Polêmicas acerca da expansão do agronegócio no Brasil

Enviada em 09/08/2020

Será que as entidades governamentais do Brasil estão caminhando para melhorar a qualidade e a perspectiva de vida de seus habitantes? Cerca de apenas 1% da população brasileira concentra mais de 30% de toda a riqueza do país, de acordo com dados da Receita Federal, evidenciando a extrema desigualdade social, mesmo com uma série de programas assistenciais implantados pelo Estado. É evidente, portanto, que a expansão do agronegócio no Brasil é um dos grandes pilares para a existência desse contraste social.
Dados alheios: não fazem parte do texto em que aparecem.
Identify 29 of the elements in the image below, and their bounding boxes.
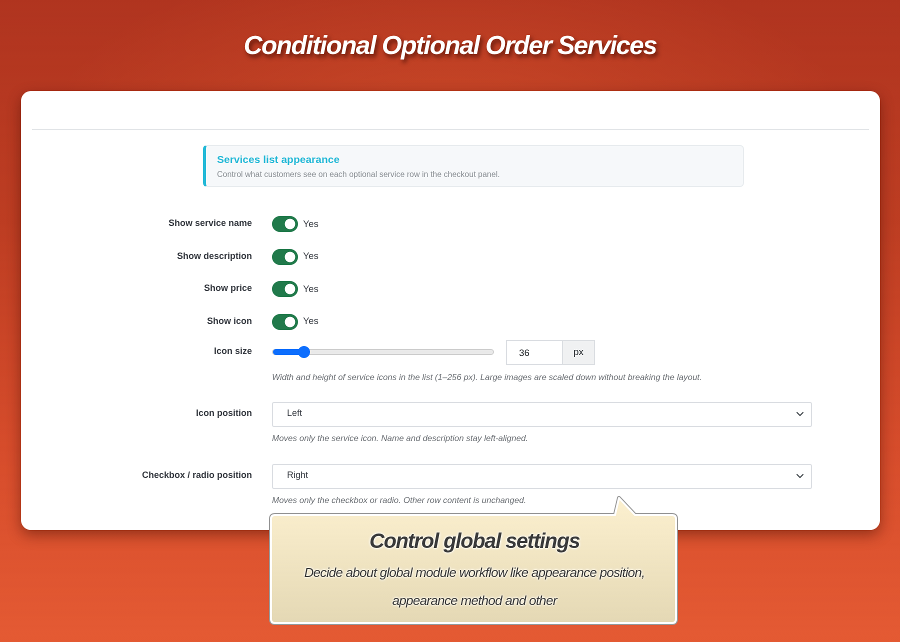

Em primeiro lugar, a formação do Estado brasileiro, desde o seu “descobrimento”, foi alvo de abusos diversos, como sociais e ambientais. No que se refere ao Brasil Colonial, grandes explorações e exportações do pau-brasil fizeram parte das práticas comerciais com o intuito de enriquecer a colônia e metrópole Portugal. Em paralelo a isso, nos dias atuais do Brasil, o agronegócio se comporta como um grande detentor de riquezas para fins próprios e para a função da estrutura latifundiária e, logo, um ator responsável por essa desigualdade social do país.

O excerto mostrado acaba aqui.